なのにねぇ~~、ホテルの部屋での熱いキスも、離れがたい彼女との別れのあの表情も・・・、なんて絵になるんだろう。
ズルイ、ズル過ぎる~~。
生身?の彼が観れたのがその冒頭のシーンだけなので、ええっ・・・もっと、もっと観たかったよ~~と思ってしまって、
非難する気持ちやちょっと怖いんじゃ?という気持ちよりもPC画面でもいいから観ていたい♪なんて思ってしまう

彼が死の直前まで作り続けていた“彼女をめぐるプログラム”、
今みたいな時代ならああいうこともできるんだろうなあと思いつつ、それでも(手紙は)人の手を介しているし、周りの人々の善意あってこそでした。
死と隣り合わせの危険なスタントをするエイミーを心配し、彼女に心の傷から立ち直って欲しい、彼が心の底から願い死後も連絡を取り続けた想いが通じたのがなにより良かった。
まだまだ若い彼女の未来に、新しい出会いがあることも、恋が始まることも、彼はきっとわかっていたし、幸せを願っていたと思う。
最後の録画画像の後姿・・・・これに泣けたわ。

オルガ・キュリレンコ、「薬指の標本」から何年たったかしら。
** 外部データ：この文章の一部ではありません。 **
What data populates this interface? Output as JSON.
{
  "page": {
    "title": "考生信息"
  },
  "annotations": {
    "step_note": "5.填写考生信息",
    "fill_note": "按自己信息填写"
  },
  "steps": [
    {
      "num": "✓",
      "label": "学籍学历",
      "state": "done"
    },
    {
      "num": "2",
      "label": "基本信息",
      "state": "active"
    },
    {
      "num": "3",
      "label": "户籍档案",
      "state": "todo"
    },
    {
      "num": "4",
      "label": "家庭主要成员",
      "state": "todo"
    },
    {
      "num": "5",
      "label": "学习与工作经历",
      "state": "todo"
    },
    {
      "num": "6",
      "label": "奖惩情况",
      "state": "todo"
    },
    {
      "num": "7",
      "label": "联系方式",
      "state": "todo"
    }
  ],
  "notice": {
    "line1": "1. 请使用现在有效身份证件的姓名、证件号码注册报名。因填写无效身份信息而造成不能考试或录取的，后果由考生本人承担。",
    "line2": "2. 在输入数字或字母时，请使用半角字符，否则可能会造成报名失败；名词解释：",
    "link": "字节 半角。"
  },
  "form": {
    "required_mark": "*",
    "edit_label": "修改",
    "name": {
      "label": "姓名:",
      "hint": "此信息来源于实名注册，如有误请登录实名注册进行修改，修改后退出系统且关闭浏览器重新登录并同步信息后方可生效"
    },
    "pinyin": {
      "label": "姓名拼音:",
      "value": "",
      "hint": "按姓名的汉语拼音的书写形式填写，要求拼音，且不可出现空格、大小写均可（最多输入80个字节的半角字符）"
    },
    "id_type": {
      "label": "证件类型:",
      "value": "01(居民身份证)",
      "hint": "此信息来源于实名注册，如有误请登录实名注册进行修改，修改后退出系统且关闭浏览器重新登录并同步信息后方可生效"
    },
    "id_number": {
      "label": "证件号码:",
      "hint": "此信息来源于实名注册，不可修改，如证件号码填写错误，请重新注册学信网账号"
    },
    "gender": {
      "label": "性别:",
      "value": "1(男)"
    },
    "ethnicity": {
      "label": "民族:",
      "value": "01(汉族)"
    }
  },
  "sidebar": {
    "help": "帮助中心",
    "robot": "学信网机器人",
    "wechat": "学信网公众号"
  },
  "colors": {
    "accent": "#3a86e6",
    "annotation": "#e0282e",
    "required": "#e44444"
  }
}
ただ美しいだけじゃない、内面の深さも加わったような気がします。
本作では泣き顔が多かったけれど、送り間違えたメール(設定ミス?)に笑うシーンがとても印象的でした。
魔法使いの間違い(息子に送るメールも来てたし)、好きだなぁ。
エイミーがモデルになった、涙でゆがんだ・・・あの(失敗作のはずの)彫刻も!普通に完璧な顔よりもずっとずっと心惹かれるものがありました。


この瞬間に夜空に見えている星の光は実は今現在の姿ではない。地球に届くまで長い長い、時間を旅してきたもの。
いわば死せる星との対話が仕事という・・・・まさに天文学者というキャラクターにかけ合わせた愛の物語でした。
これほど愛されるなんて羨ましいな~~、そしてこんなに誰かを愛せるのも。

教授

絵になる~~
この島、別荘も素敵でした♪


いたるところでヒロインがチェックするスマホは好きじゃないけれど、こういう関係だと待ち続けてるんだろうなあと思うし、映画も成り立たないけどね
だけど、私の隣でスマホが鳴ったりしたら・・・・速攻キビシイ~~目で見ちゃいますよ。映画館でこれやられたらキレます

なぜか寄ってくるワンちゃんや、ガラス窓に引っ付いた一枚の葉っぱ、車を追ってくるかのような大きな鳥・・・、なんだろう?と不思議に思えるこういうシーンは、劇場で無粋に響くメール音よりもずっと神秘的だったな~。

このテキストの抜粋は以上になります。